CHICAGO, July 12 (Reuters) - U.S. soybean futures fell to contract lows on Thursday after the government slashed its U.S. export forecast and projected that American soybean stocks would swell to a historic high next year due to a trade war with China.

Corn rallied from earlier contract lows as the U.S. Department of Agriculture raised its U.S. export forecast enough to offset a larger harvest outlook.

Wheat also jumped after the USDA raised its U.S. wheat export projection and lowered its production forecasts for key European suppliers.

In a monthly supply-and-demand report, the USDA cut its forecast for U.S. soybean exports in the 2018-19 (Sept/Aug) season by 250 million bushels, sending end-of-season stocks to a record 580 million bushels, which topped all trade forecasts.

The agency said the adjustments were triggered by a deepening trade conflict with top importer China, which raised import duties on U.S. soybeans by 25 percent last Friday.

"USDA is clearly indicating that there's going to be a lot of soybeans and that we hurt our demand base, on a worldwide basis," said Jack Scoville, analyst at The Price Group.

China on Thursday cut its forecast for soybean imports in 2018-19 by 1.8 million tonnes to 93.85 million, warning that higher prices due to the trade conflict with the United States would curb demand as farmers switch to alternative animal feed ingredients.

Chicago Board of Trade August soybeans were down 3/4 cent at $8.32-1/4 a bushel by 12:40 p.m.

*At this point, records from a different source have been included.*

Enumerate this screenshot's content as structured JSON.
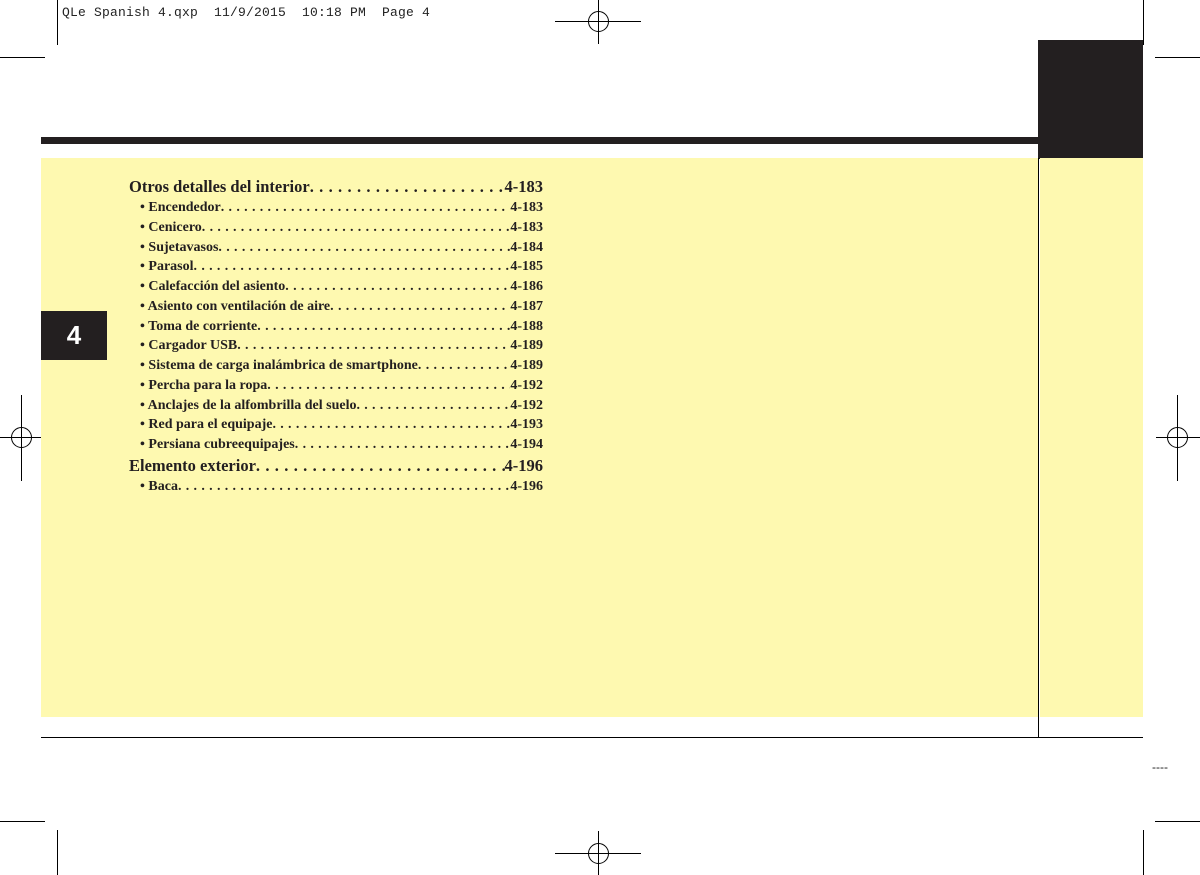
{
  "header": {
    "slug": "QLe Spanish 4.qxp  11/9/2015  10:18 PM  Page 4"
  },
  "chapter_tab": "4",
  "toc": [
    {
      "type": "section",
      "label": "Otros detalles del interior",
      "page": "4-183"
    },
    {
      "type": "sub",
      "label": "• Encendedor",
      "page": "4-183"
    },
    {
      "type": "sub",
      "label": "• Cenicero",
      "page": "4-183"
    },
    {
      "type": "sub",
      "label": "• Sujetavasos",
      "page": "4-184"
    },
    {
      "type": "sub",
      "label": "• Parasol",
      "page": "4-185"
    },
    {
      "type": "sub",
      "label": "• Calefacción del asiento",
      "page": "4-186"
    },
    {
      "type": "sub",
      "label": "• Asiento con ventilación de aire",
      "page": "4-187"
    },
    {
      "type": "sub",
      "label": "• Toma de corriente",
      "page": "4-188"
    },
    {
      "type": "sub",
      "label": "• Cargador USB",
      "page": "4-189"
    },
    {
      "type": "sub",
      "label": "• Sistema de carga inalámbrica de smartphone",
      "page": "4-189"
    },
    {
      "type": "sub",
      "label": "• Percha para la ropa",
      "page": "4-192"
    },
    {
      "type": "sub",
      "label": "• Anclajes de la alfombrilla del suelo",
      "page": "4-192"
    },
    {
      "type": "sub",
      "label": "• Red para el equipaje",
      "page": "4-193"
    },
    {
      "type": "sub",
      "label": "• Persiana cubreequipajes",
      "page": "4-194"
    },
    {
      "type": "section",
      "label": "Elemento exterior",
      "page": "4-196"
    },
    {
      "type": "sub",
      "label": "• Baca",
      "page": "4-196"
    }
  ],
  "footer": {
    "page_marker": "----"
  },
  "colors": {
    "panel": "#fef9b0",
    "dark": "#231f20"
  }
}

CDT (1740 GMT) while new-crop November soybeans fell 1/2 cent to $8.47-1/2 a bushel. All contracts through January 2020 posted life-of-contract lows.

CBOT September corn gained 6-1/2 cents to $3.46-1/2 a bushel, rebounding from an earlier contract low of $3.37-1/4.

The USDA increased its estimate for U.S. plantings this season, sending production up by 190 million bushels. But the agency more than offset that by lifting its projections for exports and use by the domestic animal-feed sector.

CBOT September wheat jumped 12-3/4 cents to $4.84-1/2 a bushel after a three-day slump had dragged prices to a 5-1/2-month low the previous day.

Wheat has been curbed by favorable weather for spring crops in the northern U.S. Plains, but falling expectations for harvests in Europe and the Black Sea region remain supportive to prices.

The USDA cut its world wheat stocks projection by 5.28 million tonnes on smaller crops in the EU, Australia and the Black Sea region.